Unfortunately, we evolved this response at a time when emergencies generally meant a short-term life-threatening situation like a predator jumping out on us or a rockfall, so we get ready to run away or fight back. Nowadays, stressful situations are generally longer-term and mean we need to be calm, think and plan, exactly the opposite of what our bodies expect us to do. This is why stress is such a problem.
70% of people find stress and anxiety affect their digestive system - waiting for an interview you may need to visit the toilet more often or notice 'butterflies' in your tummy.
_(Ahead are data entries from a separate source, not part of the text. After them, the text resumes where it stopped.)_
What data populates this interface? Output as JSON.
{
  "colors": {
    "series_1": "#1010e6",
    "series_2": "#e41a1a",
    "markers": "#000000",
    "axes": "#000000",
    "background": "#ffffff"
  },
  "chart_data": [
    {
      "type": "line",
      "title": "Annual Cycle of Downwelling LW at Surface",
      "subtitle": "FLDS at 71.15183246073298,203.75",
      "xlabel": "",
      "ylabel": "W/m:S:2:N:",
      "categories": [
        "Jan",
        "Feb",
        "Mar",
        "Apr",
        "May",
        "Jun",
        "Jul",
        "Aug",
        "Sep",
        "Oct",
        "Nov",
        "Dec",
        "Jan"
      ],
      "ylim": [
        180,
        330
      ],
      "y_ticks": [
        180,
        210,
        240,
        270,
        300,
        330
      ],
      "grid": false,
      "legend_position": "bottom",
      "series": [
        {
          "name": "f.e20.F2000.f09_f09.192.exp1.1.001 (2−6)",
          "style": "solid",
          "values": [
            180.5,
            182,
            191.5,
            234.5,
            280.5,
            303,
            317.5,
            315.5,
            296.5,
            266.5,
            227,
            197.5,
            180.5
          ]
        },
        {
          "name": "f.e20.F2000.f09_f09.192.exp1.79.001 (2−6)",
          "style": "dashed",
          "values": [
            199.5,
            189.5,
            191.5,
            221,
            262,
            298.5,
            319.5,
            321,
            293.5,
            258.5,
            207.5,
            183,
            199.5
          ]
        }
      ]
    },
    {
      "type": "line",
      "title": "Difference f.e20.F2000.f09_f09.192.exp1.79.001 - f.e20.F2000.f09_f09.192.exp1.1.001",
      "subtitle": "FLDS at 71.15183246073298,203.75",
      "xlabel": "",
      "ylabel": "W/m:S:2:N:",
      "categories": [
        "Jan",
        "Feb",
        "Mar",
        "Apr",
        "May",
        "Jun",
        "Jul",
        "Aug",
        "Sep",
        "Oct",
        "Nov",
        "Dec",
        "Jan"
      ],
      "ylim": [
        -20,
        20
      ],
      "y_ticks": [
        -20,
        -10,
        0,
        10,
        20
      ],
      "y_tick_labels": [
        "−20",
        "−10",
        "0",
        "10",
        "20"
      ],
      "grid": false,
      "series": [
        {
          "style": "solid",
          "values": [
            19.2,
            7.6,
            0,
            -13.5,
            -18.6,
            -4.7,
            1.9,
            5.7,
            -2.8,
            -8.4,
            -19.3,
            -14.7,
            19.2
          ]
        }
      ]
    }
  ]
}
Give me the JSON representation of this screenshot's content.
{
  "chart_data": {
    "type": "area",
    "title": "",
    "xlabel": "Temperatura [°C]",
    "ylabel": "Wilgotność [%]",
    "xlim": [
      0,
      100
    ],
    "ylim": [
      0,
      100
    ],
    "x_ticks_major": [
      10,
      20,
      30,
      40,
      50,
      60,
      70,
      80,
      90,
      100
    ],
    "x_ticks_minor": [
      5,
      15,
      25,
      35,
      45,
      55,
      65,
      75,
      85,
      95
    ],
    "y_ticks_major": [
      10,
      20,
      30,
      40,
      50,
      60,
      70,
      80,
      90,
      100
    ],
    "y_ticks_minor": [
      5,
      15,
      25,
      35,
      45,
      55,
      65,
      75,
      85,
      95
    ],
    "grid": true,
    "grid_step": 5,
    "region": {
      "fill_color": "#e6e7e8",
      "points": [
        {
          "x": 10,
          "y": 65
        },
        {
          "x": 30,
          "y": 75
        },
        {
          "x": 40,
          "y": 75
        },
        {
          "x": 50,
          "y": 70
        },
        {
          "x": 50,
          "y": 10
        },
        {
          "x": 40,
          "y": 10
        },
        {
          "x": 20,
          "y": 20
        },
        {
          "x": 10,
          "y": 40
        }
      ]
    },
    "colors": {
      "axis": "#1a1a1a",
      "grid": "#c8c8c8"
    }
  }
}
Those with IBS find that stress can cause a flare-up of their symptoms; one study found that over a three month period, 52% of patients who experienced a flare-up of IBS symptoms also reported high levels of stress, compared with only 29% of those who stayed symptom-free.
Other studies have shown that those diagnosed with IBS often cope less well with stressful situations, increasing the likelihood of them reporting high levels of stress.
This being the case, it stands to reason that reducing stress could help reduce the number of IBS attacks you experience. One reason gut-directed hypnotherapy works is that it brings about deep levels of relaxation and teaches you to cope better with stressful situations.